I actually posed the question of a good friend (ex. RBA).

For those interested in the technical details, his answer follows:

* * *

The short answer is that its all dependent upon exchange rates.

If Australia has a significant interest rate differential to the US or Europe or Japan or wherever, then it impacts on how much money will pour into (or exit) a country and therefore the exchange rate.

So essentially the bigger the differential, the more MP can impact on the exchange rate. And if the exchange rate is being shifted because of MP then they may want to move interest rates.

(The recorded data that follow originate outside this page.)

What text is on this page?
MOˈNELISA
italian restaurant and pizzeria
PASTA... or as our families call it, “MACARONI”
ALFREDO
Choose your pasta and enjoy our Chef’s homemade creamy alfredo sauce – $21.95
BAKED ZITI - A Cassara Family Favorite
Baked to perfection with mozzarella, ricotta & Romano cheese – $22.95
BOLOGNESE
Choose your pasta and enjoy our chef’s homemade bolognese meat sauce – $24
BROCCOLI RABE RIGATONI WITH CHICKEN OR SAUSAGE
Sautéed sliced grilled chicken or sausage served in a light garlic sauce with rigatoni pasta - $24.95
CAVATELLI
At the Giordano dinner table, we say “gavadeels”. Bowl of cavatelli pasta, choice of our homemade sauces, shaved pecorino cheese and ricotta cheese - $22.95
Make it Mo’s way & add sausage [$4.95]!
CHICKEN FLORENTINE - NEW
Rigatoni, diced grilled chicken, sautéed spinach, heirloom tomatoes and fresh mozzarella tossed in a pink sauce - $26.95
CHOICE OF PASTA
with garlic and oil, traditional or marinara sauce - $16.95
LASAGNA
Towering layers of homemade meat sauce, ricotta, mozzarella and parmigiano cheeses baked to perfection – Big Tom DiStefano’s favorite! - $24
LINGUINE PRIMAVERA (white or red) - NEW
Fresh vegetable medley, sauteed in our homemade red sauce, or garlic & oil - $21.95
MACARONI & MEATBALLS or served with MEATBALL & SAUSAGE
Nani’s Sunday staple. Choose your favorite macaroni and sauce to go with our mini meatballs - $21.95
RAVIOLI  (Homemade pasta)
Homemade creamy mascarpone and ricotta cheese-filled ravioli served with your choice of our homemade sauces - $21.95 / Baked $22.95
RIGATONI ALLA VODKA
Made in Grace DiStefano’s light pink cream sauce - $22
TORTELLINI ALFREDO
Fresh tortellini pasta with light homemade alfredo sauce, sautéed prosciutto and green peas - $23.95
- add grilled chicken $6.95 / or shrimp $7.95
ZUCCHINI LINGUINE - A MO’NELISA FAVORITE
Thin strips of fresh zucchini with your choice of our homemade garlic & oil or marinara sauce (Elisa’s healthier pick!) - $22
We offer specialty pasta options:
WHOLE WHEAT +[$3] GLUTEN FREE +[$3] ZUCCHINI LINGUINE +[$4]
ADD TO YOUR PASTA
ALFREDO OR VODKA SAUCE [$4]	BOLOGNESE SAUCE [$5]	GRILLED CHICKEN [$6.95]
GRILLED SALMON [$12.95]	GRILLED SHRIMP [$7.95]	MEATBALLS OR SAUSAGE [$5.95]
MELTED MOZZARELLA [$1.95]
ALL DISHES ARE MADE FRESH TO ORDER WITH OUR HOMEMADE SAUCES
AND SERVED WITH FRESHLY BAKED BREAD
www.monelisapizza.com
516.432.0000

Thats the theory, at the moment I'm not sure what they'd be thinking given that the differential has been in existance for a while now and the exchange rate appears reasonably stable. Its also the first time in about 18 months that commodity prices have moved back into the long term trend towards tracking the $A.

* * *

And what does all this mean?

At the moment, XBenX is very close to the mark.

MB
 
Is the economics of interest rates in Oz different from NZ (I know the figures are - but are the underlying drivers different). Yesterday the RB cut the cash rate by 0.25% and its widely expected that this will happen again in Sept. Floating rates are now speculated to drop to about 6.7% (current 7.3% for the high street banks ) In fact we are already paying only 6.75% floating with a high street bank.....

BUT the long term fixed rates are on the way up - I saw speculation on this last week - got a guarantee of 6.5% for 5 years last Monday - on Thurs the rate went to 6.8% - the speculations seems to be that it will go higher e.g. http://www.leveragefinance.co.nz/ The arguement is that banks usethe US bond rates to borrow $$ to fund the longer term fixed loans. The US is expected to recover therefore the 3yr + bond yields are going up...
 
Lissie

I don't know much about the RBNZ.

At one time the Governor of the RBNZ had it written in his contract that CPI would not increase past x%, else he would get his pay cut!

Though I actually think they did change that.

As NZ also has a floating dollar (like Aus) much of the economics of the interest rate would be the same (in terms of how it is set, the limitations of the policy, etc).

In Australia a similiar thing is happening with our yield curve - a slight fall in interest rates, followed by a rise.

MB
 
Longer term rates in the US are going up because of a risk in the currency, the $US. If the $US is going down gold will go up. Other countries seem to be lowering short term rates to lower their exchange rates.

There have been three peaks in the gold/dow ratio http://www.sharelynx.net/Charts/dowgold1900.gif After the first peak the US defaulted on its gold standard internally (Roosevelt 1933). After the second peak the US defaulted on its obligations internationally (Nixon 1971). After the third peak the US invaded Iraq. What luck to be sitting on so much oil as your currency collapses.

What a coincidence that the countries with the three biggest housing bubbles invaded Iraq.

If everybody keeps trying to lower their currencies I guess we will get inflation that could support property prices. But interest rates could go up before your rents and wages.

The whole thing is unstable and all roads lead to gold and commodities.